And then when I got me some kids of my own? Well…
Now don’t get me wrong. Y’all know me well enough by now to know that I don’t throw a bunch of sappy sentiment around here. And y’all also know that being a kid does not, in my opinion, make you automatically adorable. And that’s coming from a mom.
But I was talking to some co-workers yesterday, and we started telling stories of cute (and not so cute) things that kids have said. And I remembered this.
Except it’s not cute.
It is, however, funny as hell.
Let me ‘splain. See, back when Mr. Cool and Miss Priss were wee tots, Miss Priss indicated to her ever-so-big brother that she’d like to see what it’s like to use the restroom standing up. You know, like boys do. So the five-year-old big brother, in his infinite wisdom, told her he’d show her how. And so he did. One bright, sunny morning, they went into the bathroom. And Mr. Cool proceeded to show her how it’s done. Everything was going well, and I was listening/watching without them knowing I was listening/watching, when I heard him describe the process as such (and I quote, because I couldn’t make this stuff up): “See, it’s pretty easy. Except in the mornings when sometimes you have to bend the bone down.”

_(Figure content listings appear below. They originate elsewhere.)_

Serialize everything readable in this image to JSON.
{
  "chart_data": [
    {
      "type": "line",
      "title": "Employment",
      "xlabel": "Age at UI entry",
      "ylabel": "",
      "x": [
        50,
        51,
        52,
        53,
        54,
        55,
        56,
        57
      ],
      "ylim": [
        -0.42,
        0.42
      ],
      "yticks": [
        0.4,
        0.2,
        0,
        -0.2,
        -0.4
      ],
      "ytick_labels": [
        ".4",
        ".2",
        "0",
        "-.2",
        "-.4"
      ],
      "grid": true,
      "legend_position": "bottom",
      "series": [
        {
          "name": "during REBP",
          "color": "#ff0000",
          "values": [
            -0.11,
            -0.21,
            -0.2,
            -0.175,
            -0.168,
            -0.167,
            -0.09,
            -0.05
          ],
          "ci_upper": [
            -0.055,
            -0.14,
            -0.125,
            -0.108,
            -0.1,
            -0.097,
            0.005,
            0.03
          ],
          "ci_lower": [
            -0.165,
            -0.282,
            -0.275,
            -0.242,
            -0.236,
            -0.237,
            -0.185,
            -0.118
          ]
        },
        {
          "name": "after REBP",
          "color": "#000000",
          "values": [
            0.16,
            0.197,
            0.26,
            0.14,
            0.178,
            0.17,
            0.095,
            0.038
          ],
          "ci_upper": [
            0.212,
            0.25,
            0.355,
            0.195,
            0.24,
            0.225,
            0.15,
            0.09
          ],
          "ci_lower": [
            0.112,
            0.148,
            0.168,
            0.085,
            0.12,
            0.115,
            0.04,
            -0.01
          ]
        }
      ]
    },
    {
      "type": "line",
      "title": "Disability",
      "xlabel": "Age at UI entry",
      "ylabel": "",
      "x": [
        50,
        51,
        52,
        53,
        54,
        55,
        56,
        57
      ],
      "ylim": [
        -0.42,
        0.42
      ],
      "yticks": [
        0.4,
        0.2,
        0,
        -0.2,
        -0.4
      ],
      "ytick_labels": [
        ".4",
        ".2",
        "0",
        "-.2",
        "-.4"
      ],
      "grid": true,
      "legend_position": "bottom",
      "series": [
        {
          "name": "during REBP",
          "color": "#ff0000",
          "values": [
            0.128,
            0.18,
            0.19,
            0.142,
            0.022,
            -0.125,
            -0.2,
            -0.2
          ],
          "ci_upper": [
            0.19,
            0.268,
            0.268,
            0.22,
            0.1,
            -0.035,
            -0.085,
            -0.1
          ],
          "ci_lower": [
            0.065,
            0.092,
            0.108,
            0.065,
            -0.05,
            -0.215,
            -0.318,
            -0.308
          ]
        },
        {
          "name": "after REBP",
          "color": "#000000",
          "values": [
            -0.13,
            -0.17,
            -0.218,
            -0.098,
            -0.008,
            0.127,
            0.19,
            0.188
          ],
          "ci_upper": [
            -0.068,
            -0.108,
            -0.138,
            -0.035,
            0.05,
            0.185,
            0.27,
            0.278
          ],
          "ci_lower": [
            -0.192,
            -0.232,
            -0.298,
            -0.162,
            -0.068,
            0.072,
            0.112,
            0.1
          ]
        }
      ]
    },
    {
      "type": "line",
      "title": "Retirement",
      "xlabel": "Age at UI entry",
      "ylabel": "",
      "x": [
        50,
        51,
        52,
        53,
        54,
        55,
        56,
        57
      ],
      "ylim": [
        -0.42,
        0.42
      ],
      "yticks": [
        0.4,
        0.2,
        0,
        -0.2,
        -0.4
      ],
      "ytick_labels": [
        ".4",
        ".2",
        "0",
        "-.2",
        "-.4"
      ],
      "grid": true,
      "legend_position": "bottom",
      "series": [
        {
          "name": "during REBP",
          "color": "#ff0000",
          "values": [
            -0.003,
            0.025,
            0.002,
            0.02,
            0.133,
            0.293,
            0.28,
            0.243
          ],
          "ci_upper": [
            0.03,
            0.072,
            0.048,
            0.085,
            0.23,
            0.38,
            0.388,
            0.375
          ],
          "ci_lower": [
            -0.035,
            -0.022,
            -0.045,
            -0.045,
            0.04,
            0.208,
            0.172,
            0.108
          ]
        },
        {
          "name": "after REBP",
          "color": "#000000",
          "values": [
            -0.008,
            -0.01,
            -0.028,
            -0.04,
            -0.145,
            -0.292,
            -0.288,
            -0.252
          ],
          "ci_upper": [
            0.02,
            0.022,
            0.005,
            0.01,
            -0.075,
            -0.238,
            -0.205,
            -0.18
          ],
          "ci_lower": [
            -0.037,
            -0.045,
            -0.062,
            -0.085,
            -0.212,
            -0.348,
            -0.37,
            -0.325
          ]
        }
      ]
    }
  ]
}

This is the same kid that was explaining how (back when he was 3) no one ever stayed in the same bed at our house. He would wake up, come crawl in with daddy and me, then later, sister would wake up, call for us, mom would go lie down with her until she fell asleep again, blah blah blah. Except that he told his daycare teacher “my mom sleeps around a lot.”
Then my daughter, after hearing my explanation that sometimes you just feel worse in the morning, especially when you have a cold, told her teacher that she was just having a little “morning sickness.” Except she was five.